Collection International Encyclopedia of Systems and Cybernetics
Year 2004
Vol. (num.) 2(2)
ID 3169
Object type General information

The stabilization of a complex system, that may be submitted to chaotic dynamics is a difficult endeavor.

R. ROSEN proposed to base such stabilization on a sufficient knowledge of the “… units of function and homology of organization, rather than on units of structure

“A corollary of this kind of viewpoint would be an insight into mechanisms by which changes of state of all kinds of systems could be directed (or controlled) through the external enhancement of the stabilizing or destabilizing forces inherent in the system (The inhibitory or excitatory factors respectively). Indeed, we can intelligently apply controls only when these factors and their dynamical roles have been identified, whether that be in human physiology (i.e. medicine), in ecology, or in socio-political or economic systems” (1974, p.173).

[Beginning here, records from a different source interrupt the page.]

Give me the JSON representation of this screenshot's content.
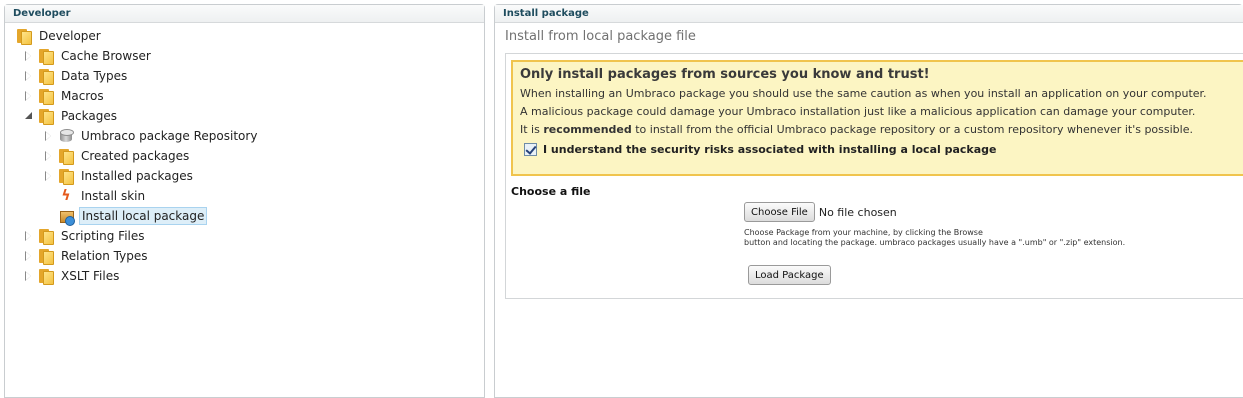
{
  "left_panel": {
    "title": "Developer",
    "tree": [
      {
        "label": "Developer",
        "icon": "folder-icon",
        "expander": "none",
        "depth": 0
      },
      {
        "label": "Cache Browser",
        "icon": "folder-icon",
        "expander": "collapsed",
        "depth": 1
      },
      {
        "label": "Data Types",
        "icon": "folder-icon",
        "expander": "collapsed",
        "depth": 1
      },
      {
        "label": "Macros",
        "icon": "folder-icon",
        "expander": "collapsed",
        "depth": 1
      },
      {
        "label": "Packages",
        "icon": "folder-icon",
        "expander": "expanded",
        "depth": 1
      },
      {
        "label": "Umbraco package Repository",
        "icon": "database-icon",
        "expander": "collapsed",
        "depth": 2
      },
      {
        "label": "Created packages",
        "icon": "folder-icon",
        "expander": "collapsed",
        "depth": 2
      },
      {
        "label": "Installed packages",
        "icon": "folder-icon",
        "expander": "collapsed",
        "depth": 2
      },
      {
        "label": "Install skin",
        "icon": "lightning-icon",
        "expander": "none",
        "depth": 2
      },
      {
        "label": "Install local package",
        "icon": "package-icon",
        "expander": "none",
        "depth": 2,
        "selected": true
      },
      {
        "label": "Scripting Files",
        "icon": "folder-icon",
        "expander": "collapsed",
        "depth": 1
      },
      {
        "label": "Relation Types",
        "icon": "folder-icon",
        "expander": "collapsed",
        "depth": 1
      },
      {
        "label": "XSLT Files",
        "icon": "folder-icon",
        "expander": "collapsed",
        "depth": 1
      }
    ]
  },
  "right_panel": {
    "title": "Install package",
    "subtitle": "Install from local package file",
    "notice": {
      "title": "Only install packages from sources you know and trust!",
      "line1": "When installing an Umbraco package you should use the same caution as when you install an application on your computer.",
      "line2": "A malicious package could damage your Umbraco installation just like a malicious application can damage your computer.",
      "line3_pre": "It is ",
      "line3_bold": "recommended",
      "line3_post": " to install from the official Umbraco package repository or a custom repository whenever it's possible.",
      "agree_label": "I understand the security risks associated with installing a local package",
      "agree_checked": true
    },
    "choose_file_label": "Choose a file",
    "file_button": "Choose File",
    "file_status": "No file chosen",
    "help_line1": "Choose Package from your machine, by clicking the Browse",
    "help_line2": "button and locating the package. umbraco packages usually have a \".umb\" or \".zip\" extension.",
    "load_button": "Load Package"
  },
  "colors": {
    "header_text": "#1e4c5e",
    "notice_bg": "#fcf5c3",
    "notice_border": "#f0c44d",
    "selected_bg": "#ddeef8"
  }
}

ROSEN himself admits that this “… is not a finished piece of scientific activity ready for applications, but only a program for such activity, a strategy” (Ibid).

Indeed, the possibilities of correction of chaotic dynamics, for example, remain still largely in 1997 a “terra incognita”.

The alternative use of inducers and repressors, as observed by ROSEN, or in cybernetic terms, of combined positive and negative feedbacks are possible mechanisms for stabilization. But the main point remains the need for a sufficient knowledge of the natural dynamics of the interested system.

A closely related view is stabilization by competition, proposed by M. EIGEN and P. SCHUSTER within the frame of their hypercycle model (1979, p.VI).